The cost of the average data breach in the UK jumped in 2010 as businesses were hit hard by cyber criminals, according to a report.
The average data breach cost UK organisations 1.9 million in 2010, up 13 per cent from 2009 and 18 per cent from 2008, the Symantec and Ponemon Institute data showed.
Malicious or criminal attacks were behind 29 per cent of all data breaches, rising from 22 per cent in 2009.
In 2010, the most expensive incident cost the affected firm 6.2 million, compared to the 3.9 million expense hitting the most unfortunate business in the previous year.
Robert Mol, director of product marketing in the EMEA region for Symantec, said he thought the increased cost of data breaches was largely down to the highly sophisticated attacks used by cyber criminals.
"The fact that organised crime is now adopting a very sophisticated methodology to penetrate systems and look for confidential information that they can sell for an economic benefit is really influencing the cost of the breach," Mol told IT PRO.
"It means businesses will have to start implementing several layers of protection rather than looking at the perimeter of the company."
As for how Symantec determined the cost of an average breach, a variety of factors were taken into consideration, including loss of business, the recovery process and expense outlays for detection technologies.
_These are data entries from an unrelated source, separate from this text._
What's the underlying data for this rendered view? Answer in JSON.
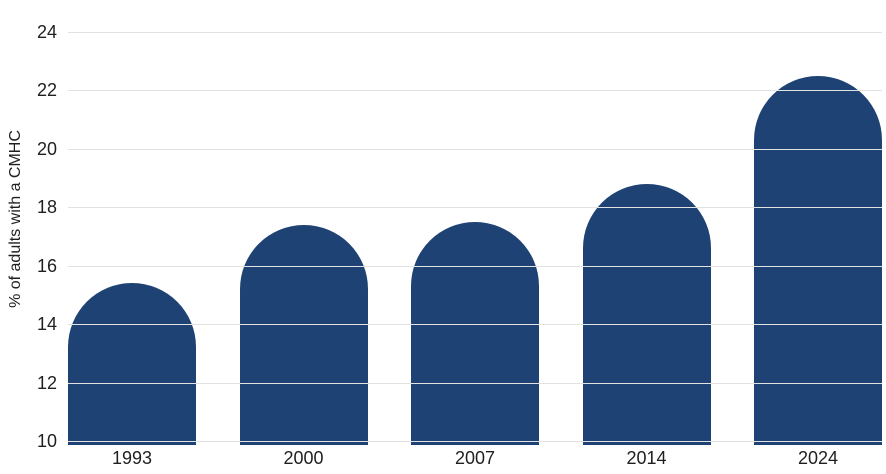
{
  "chart_data": {
    "type": "bar",
    "title": "",
    "categories": [
      "1993",
      "2000",
      "2007",
      "2014",
      "2024"
    ],
    "values": [
      15.4,
      17.4,
      17.5,
      18.8,
      22.5
    ],
    "xlabel": "",
    "ylabel": "% of adults with a CMHC",
    "ylim": [
      10,
      24
    ],
    "yticks": [
      10,
      12,
      14,
      16,
      18,
      20,
      22,
      24
    ],
    "bar_style": "rounded-top-pill",
    "grid": "horizontal",
    "legend_position": "none",
    "colors": {
      "bar": "#1e4273",
      "gridline": "#e2e2e2",
      "text": "#1f1f1f",
      "background": "#ffffff"
    }
  }
}
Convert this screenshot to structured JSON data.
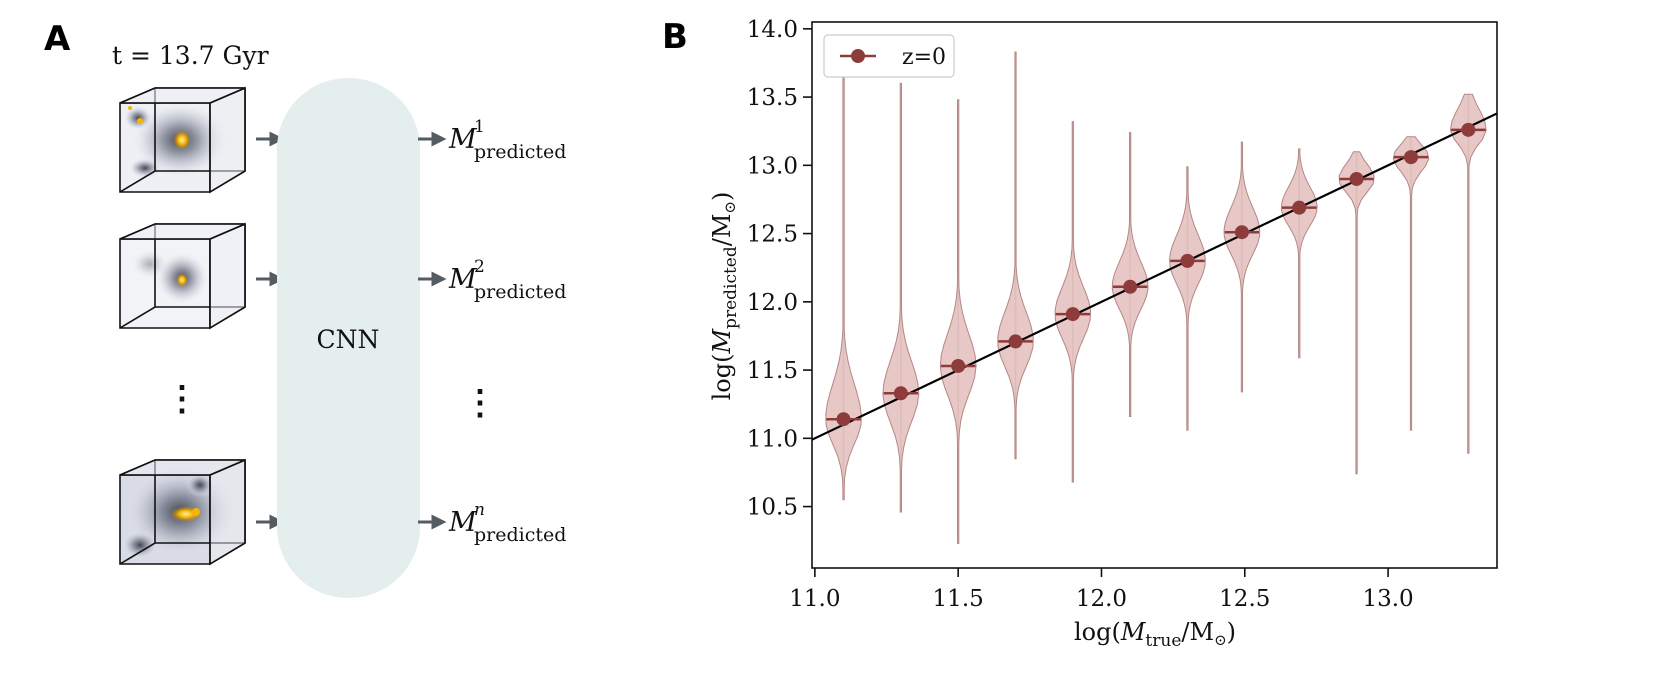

The findings were based on actual data breach experiences of 38 UK companies from 13 different industries.
System failure and mobile threats
The report also showed system failure overtook the insider as the most common threat. The latter has often been seen as the biggest danger to the corporate network.
Almost two fifths of all breaches involved a system failure in 2010, including flaws and faults in applications, representing a seven per cent increase.
Meanwhile, firms were increasingly concerned about the mobile threat, as smartphones and tablets, like the iPad, became more prevalent inside businesses.
Nearly two thirds said they recognised the risk of insecure mobile devices connecting to company networks - up 13 per cent.
This was despite the fact that mobile threats were significantly smaller in number than attacks facing PCs.
"It's important because the likelihood of those insecure mobile devices accessing company data is about 84 per cent," Mol added.
"There is a definite need to pay attention to it because the adoption rates of mobile are really outpacing the PC world."
The report comes just days after security firm RSA was hit by a breach as SecurID data went missing.
Concerns were raised the security arm of EMC could face a costly and lengthy recovery process, especially if a significant number of SecurID tokens needed to be replaced.